ここのところの文意ですが、「経済学には、『人の感情に起因する行動それ自体を捨象してしまうような原理性がある』とスミスは直感している」と解釈してしてもいいでしょうか。素のままの文章からだと意味がうまく汲めなかったもので。
つたない質問ですが、失礼しました。

投稿: castle | 2009.07.22 16:14

castleさん、こんにちは。拙い文章でした。
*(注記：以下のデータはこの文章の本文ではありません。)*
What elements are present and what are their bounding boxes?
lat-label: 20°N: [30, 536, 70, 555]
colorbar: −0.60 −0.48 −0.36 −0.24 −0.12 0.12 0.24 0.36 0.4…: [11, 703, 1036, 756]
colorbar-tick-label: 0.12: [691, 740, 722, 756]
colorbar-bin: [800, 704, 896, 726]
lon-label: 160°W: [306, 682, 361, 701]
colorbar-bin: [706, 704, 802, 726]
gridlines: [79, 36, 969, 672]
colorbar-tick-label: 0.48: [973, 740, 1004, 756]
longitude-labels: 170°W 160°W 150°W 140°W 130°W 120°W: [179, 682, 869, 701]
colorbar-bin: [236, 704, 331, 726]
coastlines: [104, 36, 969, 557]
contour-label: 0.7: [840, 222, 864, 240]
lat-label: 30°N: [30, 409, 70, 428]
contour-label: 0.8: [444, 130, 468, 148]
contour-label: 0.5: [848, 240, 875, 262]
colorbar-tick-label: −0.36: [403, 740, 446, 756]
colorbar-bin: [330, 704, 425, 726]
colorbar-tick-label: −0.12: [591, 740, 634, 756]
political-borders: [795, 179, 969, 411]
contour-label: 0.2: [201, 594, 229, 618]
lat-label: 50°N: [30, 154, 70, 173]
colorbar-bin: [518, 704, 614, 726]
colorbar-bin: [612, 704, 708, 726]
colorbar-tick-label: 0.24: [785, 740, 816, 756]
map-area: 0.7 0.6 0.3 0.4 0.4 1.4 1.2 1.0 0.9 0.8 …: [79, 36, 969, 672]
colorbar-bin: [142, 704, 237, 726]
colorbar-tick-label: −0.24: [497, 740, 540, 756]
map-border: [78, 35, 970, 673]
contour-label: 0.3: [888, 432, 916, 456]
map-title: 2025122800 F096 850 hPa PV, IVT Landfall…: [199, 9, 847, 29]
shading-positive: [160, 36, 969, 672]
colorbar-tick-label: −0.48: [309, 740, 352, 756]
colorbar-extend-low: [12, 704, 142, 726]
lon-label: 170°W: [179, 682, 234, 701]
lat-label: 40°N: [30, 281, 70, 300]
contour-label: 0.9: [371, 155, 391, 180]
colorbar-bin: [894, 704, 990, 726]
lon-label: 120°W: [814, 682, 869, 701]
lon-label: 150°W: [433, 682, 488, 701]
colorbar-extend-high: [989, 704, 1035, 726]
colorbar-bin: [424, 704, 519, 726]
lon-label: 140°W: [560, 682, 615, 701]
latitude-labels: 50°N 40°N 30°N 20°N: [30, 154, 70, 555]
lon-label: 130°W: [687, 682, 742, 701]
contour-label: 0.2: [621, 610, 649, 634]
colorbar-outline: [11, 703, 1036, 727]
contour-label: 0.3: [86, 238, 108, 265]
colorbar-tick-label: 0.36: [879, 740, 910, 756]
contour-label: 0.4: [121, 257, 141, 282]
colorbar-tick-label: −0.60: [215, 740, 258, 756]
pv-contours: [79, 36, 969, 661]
「人の感情に起因する行動それ自体を経済学で扱うことができるし、そのように扱うことができる原理を人の感情は持っている」という意味でした。

投稿: finalvent | 2009.07.22 18:36

 いい文章ですね。

 このくらい真剣味がある書評なら、手に取ってみようという気もしますよ。

投稿: 野ぐそ | 2009.07.23 00:03

うーん、せっかくここまで書き込んでくださったのだから、では、あまりスミスの同時代人たちに関心を持たなかったマルクスやケインズがスミスをどう誤読していて、その誤読の原因は何だったのか(もちろん、リカードがスミスから捨象してしまった部分でしょうけれど)を多少追究して欲しかったと思います。

まあ、わたしは、そのうち、マルサスやバジョットについて、多少勉強してからアダム・スミスの著作を勉強したいと思います。そんなことをしてみると、ハイエクがスミスをどう誤読(意図的な誤読かもしれません)していたかに光が当たるような気がします。

なんにせよ、現代の経済学研究・学習は、起業家精神を喚起しないのなら、そうたいして意味があるとも思えません。セイ-シュンペーターがおそらく現代経済学の主潮流(?)。